Biographie
Arnold Schönberg ist einer der einflussreichsten Komponisten und Musiktheoretiker des 20. Jahrhunderts, dessen radikaler Bruch mit der musikalischen Tradition völlig neue Wege wies. Die Geburtsstätte der von ihm entwickelten Zwölftontechnik ist Mödling, wo Schönberg von 1918 bis 1925 im Haus Bernhardgasse 6 lebte und arbeitete. Das Schönberg-Haus ist heute eine Gedenk-, Dokumentations- und Forschungsstätte.

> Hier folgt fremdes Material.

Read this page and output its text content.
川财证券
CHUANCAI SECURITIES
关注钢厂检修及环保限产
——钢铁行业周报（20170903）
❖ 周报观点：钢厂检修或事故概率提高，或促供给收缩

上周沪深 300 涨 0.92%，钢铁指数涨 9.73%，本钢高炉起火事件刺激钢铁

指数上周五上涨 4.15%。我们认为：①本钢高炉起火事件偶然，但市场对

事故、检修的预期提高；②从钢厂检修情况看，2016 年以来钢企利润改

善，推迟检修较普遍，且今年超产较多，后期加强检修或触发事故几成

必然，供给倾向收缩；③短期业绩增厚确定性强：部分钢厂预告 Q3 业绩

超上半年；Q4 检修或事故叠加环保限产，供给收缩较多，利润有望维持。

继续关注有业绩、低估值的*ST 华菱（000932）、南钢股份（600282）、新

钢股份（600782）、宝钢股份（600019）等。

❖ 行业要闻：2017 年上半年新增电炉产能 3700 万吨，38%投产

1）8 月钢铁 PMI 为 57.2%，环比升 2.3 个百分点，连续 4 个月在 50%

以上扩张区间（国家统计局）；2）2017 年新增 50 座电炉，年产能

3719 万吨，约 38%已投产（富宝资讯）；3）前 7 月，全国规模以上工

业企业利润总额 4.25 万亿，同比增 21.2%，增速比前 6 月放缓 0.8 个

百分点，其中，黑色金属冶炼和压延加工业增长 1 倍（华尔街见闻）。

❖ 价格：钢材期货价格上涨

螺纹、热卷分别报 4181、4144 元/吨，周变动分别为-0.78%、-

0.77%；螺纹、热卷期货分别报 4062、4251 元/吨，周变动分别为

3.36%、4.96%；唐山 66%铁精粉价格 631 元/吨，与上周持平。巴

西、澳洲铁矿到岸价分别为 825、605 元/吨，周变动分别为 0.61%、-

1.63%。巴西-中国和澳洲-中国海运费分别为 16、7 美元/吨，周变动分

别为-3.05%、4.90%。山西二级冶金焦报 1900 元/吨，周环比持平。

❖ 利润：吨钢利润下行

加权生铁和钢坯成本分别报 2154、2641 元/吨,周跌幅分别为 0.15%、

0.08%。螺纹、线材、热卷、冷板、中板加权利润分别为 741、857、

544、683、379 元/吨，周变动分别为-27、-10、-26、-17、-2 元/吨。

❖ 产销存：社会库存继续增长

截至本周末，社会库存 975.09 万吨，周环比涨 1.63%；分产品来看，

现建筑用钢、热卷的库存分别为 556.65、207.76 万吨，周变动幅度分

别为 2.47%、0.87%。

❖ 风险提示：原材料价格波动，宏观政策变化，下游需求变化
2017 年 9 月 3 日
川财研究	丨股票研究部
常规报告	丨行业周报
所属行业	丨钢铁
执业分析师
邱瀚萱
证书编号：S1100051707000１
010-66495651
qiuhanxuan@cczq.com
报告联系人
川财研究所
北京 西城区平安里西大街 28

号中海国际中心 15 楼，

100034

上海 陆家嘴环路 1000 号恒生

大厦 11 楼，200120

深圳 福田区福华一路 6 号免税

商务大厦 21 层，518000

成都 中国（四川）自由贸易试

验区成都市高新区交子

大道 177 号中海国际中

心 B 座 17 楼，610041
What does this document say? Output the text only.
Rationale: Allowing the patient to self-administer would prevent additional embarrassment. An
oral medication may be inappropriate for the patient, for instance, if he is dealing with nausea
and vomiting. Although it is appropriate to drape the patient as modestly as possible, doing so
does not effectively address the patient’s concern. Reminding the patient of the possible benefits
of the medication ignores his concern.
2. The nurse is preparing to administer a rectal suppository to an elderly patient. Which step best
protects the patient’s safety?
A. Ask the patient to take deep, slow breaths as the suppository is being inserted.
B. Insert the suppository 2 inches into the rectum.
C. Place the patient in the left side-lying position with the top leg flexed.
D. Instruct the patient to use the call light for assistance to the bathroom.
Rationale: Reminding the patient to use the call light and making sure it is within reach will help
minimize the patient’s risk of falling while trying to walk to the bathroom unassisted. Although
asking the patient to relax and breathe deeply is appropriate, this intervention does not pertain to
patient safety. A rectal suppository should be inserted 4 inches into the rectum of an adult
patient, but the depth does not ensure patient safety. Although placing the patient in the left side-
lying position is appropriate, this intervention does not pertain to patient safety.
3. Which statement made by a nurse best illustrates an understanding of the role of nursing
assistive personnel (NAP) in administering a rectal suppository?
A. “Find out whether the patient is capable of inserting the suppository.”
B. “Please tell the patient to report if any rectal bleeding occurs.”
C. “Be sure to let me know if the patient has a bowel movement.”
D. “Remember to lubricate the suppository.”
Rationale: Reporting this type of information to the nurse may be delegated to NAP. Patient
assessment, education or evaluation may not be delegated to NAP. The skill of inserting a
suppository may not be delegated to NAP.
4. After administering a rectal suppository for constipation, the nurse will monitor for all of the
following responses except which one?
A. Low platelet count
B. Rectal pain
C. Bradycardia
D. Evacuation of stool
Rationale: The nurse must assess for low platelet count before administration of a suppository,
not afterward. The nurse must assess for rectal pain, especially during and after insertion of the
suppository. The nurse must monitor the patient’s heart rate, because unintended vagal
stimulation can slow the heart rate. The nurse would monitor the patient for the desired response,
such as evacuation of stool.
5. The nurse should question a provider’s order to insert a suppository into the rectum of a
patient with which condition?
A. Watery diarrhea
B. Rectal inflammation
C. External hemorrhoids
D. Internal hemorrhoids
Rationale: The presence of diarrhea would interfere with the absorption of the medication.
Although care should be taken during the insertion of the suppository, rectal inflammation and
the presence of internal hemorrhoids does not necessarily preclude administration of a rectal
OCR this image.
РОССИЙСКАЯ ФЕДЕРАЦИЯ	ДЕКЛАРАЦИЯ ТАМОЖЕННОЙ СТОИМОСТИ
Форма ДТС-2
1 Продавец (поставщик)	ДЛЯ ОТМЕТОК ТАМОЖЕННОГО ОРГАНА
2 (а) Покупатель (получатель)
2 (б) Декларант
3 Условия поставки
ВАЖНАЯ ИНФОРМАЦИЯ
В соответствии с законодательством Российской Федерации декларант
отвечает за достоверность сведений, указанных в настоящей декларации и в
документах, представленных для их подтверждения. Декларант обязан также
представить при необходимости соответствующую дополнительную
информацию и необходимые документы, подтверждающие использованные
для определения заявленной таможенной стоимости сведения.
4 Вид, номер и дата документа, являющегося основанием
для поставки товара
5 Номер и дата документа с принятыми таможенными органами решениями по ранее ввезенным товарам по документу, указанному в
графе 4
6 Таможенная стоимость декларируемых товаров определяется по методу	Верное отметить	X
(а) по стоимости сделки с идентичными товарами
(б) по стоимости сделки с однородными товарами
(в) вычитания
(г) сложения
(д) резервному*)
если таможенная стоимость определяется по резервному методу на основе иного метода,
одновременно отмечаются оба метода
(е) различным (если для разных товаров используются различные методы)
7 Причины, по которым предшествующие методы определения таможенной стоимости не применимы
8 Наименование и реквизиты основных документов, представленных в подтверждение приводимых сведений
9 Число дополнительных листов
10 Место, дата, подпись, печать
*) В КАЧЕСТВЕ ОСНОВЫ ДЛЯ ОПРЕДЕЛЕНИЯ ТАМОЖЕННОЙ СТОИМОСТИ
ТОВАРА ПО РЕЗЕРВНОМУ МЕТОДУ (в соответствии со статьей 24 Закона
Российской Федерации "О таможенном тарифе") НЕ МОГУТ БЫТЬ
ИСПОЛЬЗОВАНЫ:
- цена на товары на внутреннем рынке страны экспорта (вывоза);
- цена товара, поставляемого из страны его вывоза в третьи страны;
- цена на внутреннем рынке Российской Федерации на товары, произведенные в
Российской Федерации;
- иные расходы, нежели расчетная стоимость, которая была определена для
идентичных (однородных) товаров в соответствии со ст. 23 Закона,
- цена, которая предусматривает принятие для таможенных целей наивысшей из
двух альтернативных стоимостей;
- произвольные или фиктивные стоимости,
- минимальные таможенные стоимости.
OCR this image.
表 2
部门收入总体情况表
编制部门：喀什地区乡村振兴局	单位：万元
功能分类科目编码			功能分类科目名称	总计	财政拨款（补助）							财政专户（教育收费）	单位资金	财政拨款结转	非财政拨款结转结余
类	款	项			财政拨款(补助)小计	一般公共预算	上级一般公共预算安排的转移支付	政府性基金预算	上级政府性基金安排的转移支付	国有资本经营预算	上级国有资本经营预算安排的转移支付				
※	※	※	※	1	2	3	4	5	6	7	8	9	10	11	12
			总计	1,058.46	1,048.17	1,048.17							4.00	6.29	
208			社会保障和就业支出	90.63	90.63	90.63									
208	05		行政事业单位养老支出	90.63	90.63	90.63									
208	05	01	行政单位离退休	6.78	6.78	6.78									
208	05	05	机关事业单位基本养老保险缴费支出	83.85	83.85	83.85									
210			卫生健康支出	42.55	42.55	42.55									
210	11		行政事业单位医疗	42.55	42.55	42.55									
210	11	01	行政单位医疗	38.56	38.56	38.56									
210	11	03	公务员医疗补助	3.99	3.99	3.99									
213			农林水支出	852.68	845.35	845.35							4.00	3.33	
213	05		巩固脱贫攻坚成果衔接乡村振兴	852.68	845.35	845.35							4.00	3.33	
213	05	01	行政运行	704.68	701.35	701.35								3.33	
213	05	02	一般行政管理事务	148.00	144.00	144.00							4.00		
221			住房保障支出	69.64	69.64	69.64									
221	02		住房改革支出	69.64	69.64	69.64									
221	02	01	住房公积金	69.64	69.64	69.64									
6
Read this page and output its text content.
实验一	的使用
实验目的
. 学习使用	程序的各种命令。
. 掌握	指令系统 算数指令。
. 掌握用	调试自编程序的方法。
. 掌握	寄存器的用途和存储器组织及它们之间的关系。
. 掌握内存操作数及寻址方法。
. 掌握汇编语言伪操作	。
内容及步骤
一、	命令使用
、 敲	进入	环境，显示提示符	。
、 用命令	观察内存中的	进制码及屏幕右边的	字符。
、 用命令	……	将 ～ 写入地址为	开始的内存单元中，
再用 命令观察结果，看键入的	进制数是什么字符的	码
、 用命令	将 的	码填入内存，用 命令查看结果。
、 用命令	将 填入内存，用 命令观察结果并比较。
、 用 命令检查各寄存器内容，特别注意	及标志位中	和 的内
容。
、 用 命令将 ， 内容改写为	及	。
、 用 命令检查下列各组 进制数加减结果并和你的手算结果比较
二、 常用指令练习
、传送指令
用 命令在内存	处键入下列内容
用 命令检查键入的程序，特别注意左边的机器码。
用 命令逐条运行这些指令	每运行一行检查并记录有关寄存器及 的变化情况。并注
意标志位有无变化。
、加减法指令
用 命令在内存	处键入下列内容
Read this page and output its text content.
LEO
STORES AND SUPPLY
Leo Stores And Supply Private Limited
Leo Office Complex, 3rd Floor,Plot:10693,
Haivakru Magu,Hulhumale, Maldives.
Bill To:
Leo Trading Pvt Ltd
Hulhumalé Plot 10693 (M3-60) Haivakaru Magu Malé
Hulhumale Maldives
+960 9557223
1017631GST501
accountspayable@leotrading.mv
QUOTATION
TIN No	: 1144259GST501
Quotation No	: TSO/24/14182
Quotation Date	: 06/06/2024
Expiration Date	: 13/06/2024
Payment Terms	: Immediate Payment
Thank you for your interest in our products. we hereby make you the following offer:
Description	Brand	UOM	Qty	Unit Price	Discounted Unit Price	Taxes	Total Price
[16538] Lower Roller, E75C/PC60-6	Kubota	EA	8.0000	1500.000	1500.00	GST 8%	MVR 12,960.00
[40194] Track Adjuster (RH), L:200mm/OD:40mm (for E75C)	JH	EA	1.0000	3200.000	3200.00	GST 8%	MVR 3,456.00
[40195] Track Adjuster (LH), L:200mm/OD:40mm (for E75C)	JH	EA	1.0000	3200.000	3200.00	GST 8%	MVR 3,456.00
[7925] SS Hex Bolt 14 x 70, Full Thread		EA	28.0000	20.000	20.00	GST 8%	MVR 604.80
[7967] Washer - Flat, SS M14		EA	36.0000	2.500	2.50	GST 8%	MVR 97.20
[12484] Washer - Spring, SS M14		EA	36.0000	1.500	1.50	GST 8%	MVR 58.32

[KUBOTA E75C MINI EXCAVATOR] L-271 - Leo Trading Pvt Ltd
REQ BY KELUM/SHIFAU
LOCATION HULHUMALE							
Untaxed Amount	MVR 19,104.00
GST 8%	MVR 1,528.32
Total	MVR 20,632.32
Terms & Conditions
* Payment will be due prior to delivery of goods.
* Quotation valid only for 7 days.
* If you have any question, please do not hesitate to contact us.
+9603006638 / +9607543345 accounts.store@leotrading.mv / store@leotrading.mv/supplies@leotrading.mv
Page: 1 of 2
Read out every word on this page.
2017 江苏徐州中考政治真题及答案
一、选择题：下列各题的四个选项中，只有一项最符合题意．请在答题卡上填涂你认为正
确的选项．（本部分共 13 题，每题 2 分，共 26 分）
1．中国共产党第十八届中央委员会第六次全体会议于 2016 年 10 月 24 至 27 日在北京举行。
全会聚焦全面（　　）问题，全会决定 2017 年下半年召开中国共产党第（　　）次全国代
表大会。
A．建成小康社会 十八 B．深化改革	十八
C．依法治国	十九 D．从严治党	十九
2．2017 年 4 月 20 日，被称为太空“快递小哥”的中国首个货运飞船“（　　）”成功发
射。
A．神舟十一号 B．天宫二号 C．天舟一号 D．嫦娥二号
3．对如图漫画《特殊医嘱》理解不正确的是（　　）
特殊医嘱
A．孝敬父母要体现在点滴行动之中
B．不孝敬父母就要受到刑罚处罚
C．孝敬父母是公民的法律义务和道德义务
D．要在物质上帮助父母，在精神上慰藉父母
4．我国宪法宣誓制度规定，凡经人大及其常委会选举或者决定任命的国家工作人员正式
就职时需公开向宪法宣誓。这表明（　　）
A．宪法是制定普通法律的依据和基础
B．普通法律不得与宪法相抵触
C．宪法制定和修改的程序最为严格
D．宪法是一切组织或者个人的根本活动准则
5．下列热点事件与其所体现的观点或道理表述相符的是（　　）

Geboren und aufgewachsen in Wien als Sohn eines jüdischen Schuhmachers, erlernte er als Kind Violine und begann als noch nicht Neunjähriger zu komponieren, indem er Stücke anderer Komponisten nachahmte. Schönberg war im Wesentlichen Autodidakt. Sein erstes vollständig erhaltenes Werk für Gesang und Klavier komponierte er 1893 als 19-Jähriger ("In hellen Träumen hab ich Dich oft geschaut"). In den folgenden Jahren fand er in Alexander Zemlinsky einen künstlerischen Mentor, engen Freund und schließlich Schwager, nachdem er dessen Schwester Mathilde geheiratet hatte (1901). Mit ihr hatte er zwei Kinder, Gertrud und Georg.
In jungen Jahren war Schönberg als Chorleiter tätig und leitete u.a. den Metallarbeiter-Sängerbund Stockerau und den Mödlinger Arbeitergesangverein "Freisinn". Wie schon viele Künstler vor ihm ließ auch er sich von der Landschaft im südlichen Niederösterreich inspirieren. So entstand im September 1899 in Payerbach eines seiner bekanntesten Werke, das Streichsextett "Verklärte Nacht"; ein frühmorgendlicher Spaziergang auf dem Anninger bei Mödling soll ihm wesentliche Inspirationen für den III. Teil der "Gurrelieder" gegeben haben.
1901 brachten ihm die Komposition der sog. "Brettllieder" (posthum benannt) schließlich eine Anstellung als Kapellmeister am Kabarett "Überbrettl" in Berlin, wo er bis 1903 lebte und dann wieder nach Wien zurückkehrte.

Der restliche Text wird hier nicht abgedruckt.